The io-engine pods encapsulate DataCore Bolt containers, which implement the I/O path from the block devices at the persistence layer, up to the relevant initiators on the worker nodes mounting volume claims.

The instance of the DataCore Bolt binary running inside the container performs four major classes of functions:

  • Presents a gRPC interface to the components which allow it to orchestrate the creation, configuration, and deletion of DataCore Bolt-managed objects hosted by that instance.

  • Creates and manages storage pools hosted on that node.

  • Creates, exports, and manages volume controller objects hosted on that node.

  • Creates and shares replicas from storage pools hosted on that node over NVMe-TCP.

When an io-engine pod starts running, an init container attempts to verify connectivity to the agent-core in the namespace where DataCore Bolt has been deployed. If a connection is established, the Bolt container is started, and the instance performs registration with the control plane. In this way, the agent-core maintains a registry of nodes and their current state.

The scheduling of these pods is determined declaratively by using a DaemonSet specification. By default, a nodeSelector field is used within the pod spec to select all worker nodes to which the user has attached the label datacore.com/engine=bolt as recipients of an io-engine pod. In this way, the node count and location are set appropriately to the hardware configuration of the worker nodes, and the capacity and performance demands of the cluster.

csi-node

The csi-node pods within a cluster implement the node plugin component of DataCore Bolt's CSI driver. As such, their function is to orchestrate the mounting of DataCore Bolt-provisioned volumes on worker nodes on which application pods consuming those volumes are scheduled. By default, a csi-node pod is scheduled on every node in the target cluster, as determined by a DaemonSet resource of the same name. Each of these pods encapsulates two containers, bolt-csi, and csi-driver-registrar.

The node plugin does not need to run on every worker node within a cluster and this behavior can be modified, if desired, through the application of appropriate node labeling and the addition of a corresponding nodeSelector entry within the pod spec of the bolt-csi DaemonSet. It should be noted that if a node does not host a plugin pod, then it will not be possible to schedule a pod on it which is configured to mount DataCore Bolt volumes.

etcd

etcd is a distributed reliable key-value store for the most critical data of a distributed system. DataCore Bolt uses etcd as a reliable persistent store for its configuration and state data.

Supportability CLI:

The supportability CLI is a plugin tool used to create support bundles (archive files) by interacting with multiple services present in the system. These bundles contain information about the entire DataCore Bolt system, as well as specific DataCore Bolt resources like volumes, pools and nodes, and can be used for debugging. It can collect the following information:

  • Topological information of DataCore Bolt resource(s) by interacting with the REST service

  • Historical logs by interacting with Loki. If Loki is unavailable, it interacts with the kube-apiserver to fetch logs.
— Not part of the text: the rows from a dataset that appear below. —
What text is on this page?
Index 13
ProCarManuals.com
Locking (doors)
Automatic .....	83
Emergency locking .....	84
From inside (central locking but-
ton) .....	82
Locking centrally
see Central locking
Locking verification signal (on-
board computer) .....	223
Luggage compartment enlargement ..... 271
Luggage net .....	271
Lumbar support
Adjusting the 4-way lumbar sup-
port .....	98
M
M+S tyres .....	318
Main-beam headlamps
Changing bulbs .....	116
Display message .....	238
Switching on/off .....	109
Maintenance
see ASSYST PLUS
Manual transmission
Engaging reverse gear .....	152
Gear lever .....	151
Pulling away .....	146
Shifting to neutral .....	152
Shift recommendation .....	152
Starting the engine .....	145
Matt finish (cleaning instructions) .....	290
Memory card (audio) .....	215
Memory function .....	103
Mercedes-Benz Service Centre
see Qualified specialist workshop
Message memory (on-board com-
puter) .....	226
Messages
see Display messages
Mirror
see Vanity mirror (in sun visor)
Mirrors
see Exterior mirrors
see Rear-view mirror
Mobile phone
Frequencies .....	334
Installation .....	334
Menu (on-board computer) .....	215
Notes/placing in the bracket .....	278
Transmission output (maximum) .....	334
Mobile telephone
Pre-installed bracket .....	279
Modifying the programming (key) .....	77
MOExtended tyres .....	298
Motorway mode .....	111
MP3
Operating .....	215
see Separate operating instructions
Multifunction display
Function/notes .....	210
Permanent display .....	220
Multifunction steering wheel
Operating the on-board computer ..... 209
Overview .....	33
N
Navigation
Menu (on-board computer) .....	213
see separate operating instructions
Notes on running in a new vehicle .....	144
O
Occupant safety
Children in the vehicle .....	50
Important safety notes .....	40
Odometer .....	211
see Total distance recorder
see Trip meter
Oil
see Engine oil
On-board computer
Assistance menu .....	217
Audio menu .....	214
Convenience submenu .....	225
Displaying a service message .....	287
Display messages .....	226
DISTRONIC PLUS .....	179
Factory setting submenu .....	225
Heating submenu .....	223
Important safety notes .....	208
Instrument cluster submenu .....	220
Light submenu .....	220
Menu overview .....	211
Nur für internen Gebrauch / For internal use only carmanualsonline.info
  • DataCore Bolt-specific Kubernetes resources by interacting with the kube-apiserver

  • DataCore Bolt-specific information from etcd (internal) by interacting with the etcd server.

Loki:

Loki aggregates and centrally stores logs from all DataCore Bolt containers which are deployed to the cluster.

Promtail:

Promtail is a log collector built specifically for Loki. It uses the configuration file for target discovery and includes analogous features for labeling, transforming, and filtering logs before ingesting them to Loki.